HISTORIQUE


Les ponts de CUMIERES

C'est en novembre 1832 que, par une délibération de son conseil municipal, la commune de CUMIERES demande à être dotée d'un pont sur la Marne, comme il vient d'en être construit à Dormans.

 

Les dix propriétaires les plus imposés sont invités à discuter avec le conseil municipal "de l'opportunité ou de l'inopportunité de cette proposition et, dans le cas où elle serait accueillie, aviser aux moyens de couvrir dépense".

 

Depuis un temps immémorial "les besoins d'un pont se font ressentir pour éviter l'usage d'un bac difficile et dangereux lors des différents travaux sur la rive gauche de la rivière et pour faciliter le transport des riches produits des vignobles de la rive droite de la Marne vers la ville d'Epernay".

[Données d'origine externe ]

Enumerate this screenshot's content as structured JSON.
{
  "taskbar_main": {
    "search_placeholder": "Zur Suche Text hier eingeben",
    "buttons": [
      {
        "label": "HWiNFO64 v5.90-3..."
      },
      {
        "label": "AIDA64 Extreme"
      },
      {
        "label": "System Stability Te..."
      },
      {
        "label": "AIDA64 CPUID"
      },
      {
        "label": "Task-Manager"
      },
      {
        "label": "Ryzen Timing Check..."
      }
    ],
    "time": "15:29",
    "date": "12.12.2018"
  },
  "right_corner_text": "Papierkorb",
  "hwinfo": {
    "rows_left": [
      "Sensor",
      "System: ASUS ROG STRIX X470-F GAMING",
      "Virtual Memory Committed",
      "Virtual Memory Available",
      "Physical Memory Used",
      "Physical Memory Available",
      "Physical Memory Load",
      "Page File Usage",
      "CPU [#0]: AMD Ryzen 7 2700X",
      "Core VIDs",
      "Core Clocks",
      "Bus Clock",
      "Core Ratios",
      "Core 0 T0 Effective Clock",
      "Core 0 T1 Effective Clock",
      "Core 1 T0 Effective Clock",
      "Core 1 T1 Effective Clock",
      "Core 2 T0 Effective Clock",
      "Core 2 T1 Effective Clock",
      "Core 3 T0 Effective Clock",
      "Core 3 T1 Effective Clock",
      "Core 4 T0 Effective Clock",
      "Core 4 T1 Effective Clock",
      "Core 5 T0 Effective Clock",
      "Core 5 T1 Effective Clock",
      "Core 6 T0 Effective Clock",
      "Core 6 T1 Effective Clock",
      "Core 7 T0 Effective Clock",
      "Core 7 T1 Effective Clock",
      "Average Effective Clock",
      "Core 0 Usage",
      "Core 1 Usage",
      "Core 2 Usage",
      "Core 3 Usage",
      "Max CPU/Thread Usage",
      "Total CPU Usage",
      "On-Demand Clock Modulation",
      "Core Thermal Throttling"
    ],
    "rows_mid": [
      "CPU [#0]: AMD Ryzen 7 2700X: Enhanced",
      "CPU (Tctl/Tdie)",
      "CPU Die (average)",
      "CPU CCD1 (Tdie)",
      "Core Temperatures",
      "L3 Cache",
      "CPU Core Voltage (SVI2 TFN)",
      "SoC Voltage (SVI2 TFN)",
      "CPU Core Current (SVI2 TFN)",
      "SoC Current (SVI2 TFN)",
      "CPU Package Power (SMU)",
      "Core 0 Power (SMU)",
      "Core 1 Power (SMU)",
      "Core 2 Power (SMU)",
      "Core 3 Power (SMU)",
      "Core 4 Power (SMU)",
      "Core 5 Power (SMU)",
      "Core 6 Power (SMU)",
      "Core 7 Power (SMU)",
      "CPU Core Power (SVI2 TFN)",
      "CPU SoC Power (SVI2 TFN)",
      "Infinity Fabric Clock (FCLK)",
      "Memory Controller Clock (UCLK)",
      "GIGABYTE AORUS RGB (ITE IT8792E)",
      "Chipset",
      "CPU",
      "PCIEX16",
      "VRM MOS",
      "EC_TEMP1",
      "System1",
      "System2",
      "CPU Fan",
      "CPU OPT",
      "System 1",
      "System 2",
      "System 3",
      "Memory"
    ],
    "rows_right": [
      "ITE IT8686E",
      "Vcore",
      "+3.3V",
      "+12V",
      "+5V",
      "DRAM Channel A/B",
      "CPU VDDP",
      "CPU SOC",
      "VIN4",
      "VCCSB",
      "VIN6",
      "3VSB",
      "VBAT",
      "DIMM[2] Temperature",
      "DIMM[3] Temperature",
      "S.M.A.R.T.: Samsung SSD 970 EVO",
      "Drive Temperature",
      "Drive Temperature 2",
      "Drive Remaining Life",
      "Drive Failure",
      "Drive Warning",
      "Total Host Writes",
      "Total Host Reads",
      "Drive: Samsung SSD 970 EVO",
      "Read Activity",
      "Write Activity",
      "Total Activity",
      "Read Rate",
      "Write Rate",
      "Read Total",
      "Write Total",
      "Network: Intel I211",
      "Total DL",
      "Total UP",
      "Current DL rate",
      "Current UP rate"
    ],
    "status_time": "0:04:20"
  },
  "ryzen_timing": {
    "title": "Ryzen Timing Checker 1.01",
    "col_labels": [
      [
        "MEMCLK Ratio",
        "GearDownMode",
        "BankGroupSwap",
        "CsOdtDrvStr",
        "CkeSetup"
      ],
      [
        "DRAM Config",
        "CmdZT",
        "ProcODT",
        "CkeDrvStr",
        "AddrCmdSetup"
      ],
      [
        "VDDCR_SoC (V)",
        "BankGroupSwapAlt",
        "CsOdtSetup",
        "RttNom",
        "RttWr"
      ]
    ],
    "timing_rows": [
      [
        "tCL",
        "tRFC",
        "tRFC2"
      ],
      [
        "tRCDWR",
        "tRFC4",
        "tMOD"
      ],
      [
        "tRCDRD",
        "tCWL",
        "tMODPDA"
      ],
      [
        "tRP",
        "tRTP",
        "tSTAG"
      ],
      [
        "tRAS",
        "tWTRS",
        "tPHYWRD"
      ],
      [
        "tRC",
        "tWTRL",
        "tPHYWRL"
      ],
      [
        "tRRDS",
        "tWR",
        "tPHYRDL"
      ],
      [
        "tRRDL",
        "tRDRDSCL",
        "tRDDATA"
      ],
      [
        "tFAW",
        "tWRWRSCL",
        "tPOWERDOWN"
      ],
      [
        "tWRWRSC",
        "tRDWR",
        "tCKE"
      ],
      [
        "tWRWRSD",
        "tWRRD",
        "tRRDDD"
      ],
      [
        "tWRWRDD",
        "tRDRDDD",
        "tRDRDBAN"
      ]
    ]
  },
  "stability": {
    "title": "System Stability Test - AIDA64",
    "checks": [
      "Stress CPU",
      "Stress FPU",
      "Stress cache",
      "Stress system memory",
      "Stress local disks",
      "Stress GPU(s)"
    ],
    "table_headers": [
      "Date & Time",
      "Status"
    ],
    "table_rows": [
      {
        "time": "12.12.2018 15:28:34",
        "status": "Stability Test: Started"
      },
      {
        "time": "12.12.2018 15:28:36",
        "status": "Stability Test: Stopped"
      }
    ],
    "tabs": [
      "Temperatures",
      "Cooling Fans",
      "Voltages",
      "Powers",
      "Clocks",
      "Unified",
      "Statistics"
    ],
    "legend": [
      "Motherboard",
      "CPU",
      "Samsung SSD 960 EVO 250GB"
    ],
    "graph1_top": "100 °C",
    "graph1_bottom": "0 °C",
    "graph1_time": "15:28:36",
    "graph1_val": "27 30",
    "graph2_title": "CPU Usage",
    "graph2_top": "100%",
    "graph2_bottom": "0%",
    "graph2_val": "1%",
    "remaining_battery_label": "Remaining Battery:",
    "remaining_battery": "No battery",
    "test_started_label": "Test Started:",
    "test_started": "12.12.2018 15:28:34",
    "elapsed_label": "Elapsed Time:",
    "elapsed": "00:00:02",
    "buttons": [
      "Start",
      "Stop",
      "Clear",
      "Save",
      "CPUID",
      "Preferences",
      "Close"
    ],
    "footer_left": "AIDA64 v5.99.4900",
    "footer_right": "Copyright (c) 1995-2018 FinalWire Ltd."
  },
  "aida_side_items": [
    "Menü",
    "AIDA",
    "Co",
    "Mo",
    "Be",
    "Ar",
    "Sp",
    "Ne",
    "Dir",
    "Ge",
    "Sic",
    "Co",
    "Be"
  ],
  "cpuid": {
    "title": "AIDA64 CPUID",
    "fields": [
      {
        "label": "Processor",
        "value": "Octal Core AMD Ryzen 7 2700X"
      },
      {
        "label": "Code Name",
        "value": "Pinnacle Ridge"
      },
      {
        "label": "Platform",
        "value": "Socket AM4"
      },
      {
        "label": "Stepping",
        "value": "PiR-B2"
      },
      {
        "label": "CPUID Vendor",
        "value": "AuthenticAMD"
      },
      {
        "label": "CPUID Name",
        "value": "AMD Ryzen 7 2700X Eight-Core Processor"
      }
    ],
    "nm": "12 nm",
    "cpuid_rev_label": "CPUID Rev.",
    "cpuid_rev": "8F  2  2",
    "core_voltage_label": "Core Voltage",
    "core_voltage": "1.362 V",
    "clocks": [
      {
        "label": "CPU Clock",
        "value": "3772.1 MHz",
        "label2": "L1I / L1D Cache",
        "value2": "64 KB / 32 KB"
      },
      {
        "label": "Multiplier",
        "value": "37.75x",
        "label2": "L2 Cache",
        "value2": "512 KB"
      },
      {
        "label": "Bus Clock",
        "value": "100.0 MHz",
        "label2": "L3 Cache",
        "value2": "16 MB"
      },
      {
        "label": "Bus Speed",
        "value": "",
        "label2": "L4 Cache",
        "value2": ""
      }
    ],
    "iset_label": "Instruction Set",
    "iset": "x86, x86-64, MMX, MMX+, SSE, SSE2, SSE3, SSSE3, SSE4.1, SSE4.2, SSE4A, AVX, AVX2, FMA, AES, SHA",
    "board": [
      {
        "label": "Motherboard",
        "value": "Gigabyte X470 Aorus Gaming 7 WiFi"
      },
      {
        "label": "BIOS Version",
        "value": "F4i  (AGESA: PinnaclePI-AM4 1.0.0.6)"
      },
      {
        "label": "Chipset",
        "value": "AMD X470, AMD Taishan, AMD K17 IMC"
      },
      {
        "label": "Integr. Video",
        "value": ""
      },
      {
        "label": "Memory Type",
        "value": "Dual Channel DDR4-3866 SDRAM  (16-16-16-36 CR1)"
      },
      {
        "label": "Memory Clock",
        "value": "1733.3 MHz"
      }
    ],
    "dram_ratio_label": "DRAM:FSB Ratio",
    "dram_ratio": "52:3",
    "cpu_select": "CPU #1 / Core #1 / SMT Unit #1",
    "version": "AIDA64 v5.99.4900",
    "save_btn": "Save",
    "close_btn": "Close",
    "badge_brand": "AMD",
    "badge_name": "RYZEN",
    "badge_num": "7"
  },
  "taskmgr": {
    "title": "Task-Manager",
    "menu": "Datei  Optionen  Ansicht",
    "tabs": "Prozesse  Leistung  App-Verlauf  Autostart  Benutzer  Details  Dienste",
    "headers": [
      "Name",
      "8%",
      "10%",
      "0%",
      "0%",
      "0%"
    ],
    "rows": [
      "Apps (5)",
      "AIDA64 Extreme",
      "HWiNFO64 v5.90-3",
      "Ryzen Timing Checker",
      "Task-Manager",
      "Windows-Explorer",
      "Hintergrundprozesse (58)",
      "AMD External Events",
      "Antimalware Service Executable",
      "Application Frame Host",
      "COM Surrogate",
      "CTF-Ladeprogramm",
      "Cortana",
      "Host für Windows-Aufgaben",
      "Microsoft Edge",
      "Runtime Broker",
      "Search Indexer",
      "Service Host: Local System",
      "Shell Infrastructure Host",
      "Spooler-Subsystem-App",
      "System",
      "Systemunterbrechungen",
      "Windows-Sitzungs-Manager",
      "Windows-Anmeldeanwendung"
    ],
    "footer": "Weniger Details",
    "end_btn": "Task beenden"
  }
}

Le 7 septembre 1868 on trouve dans le bulletin des lois de la République Française, volume 31 à la page 540, le Décret Impérial N° 16330 qui mentionne :

 

Art 1 - Est déclaré d'utilité publique l'exécution, par la commune de Cumières, des travaux de construction d’un pont sur la Marne […] en remplacement du bac actuel […].

Art 2 – La commune de Cumières est autorisée à emprunter […] à un taux d’intérêts qui n’exede pas cinq pour cent […] la somme de 45.000 francs, remboursable en vingt neuf années, à partir de 1868 […]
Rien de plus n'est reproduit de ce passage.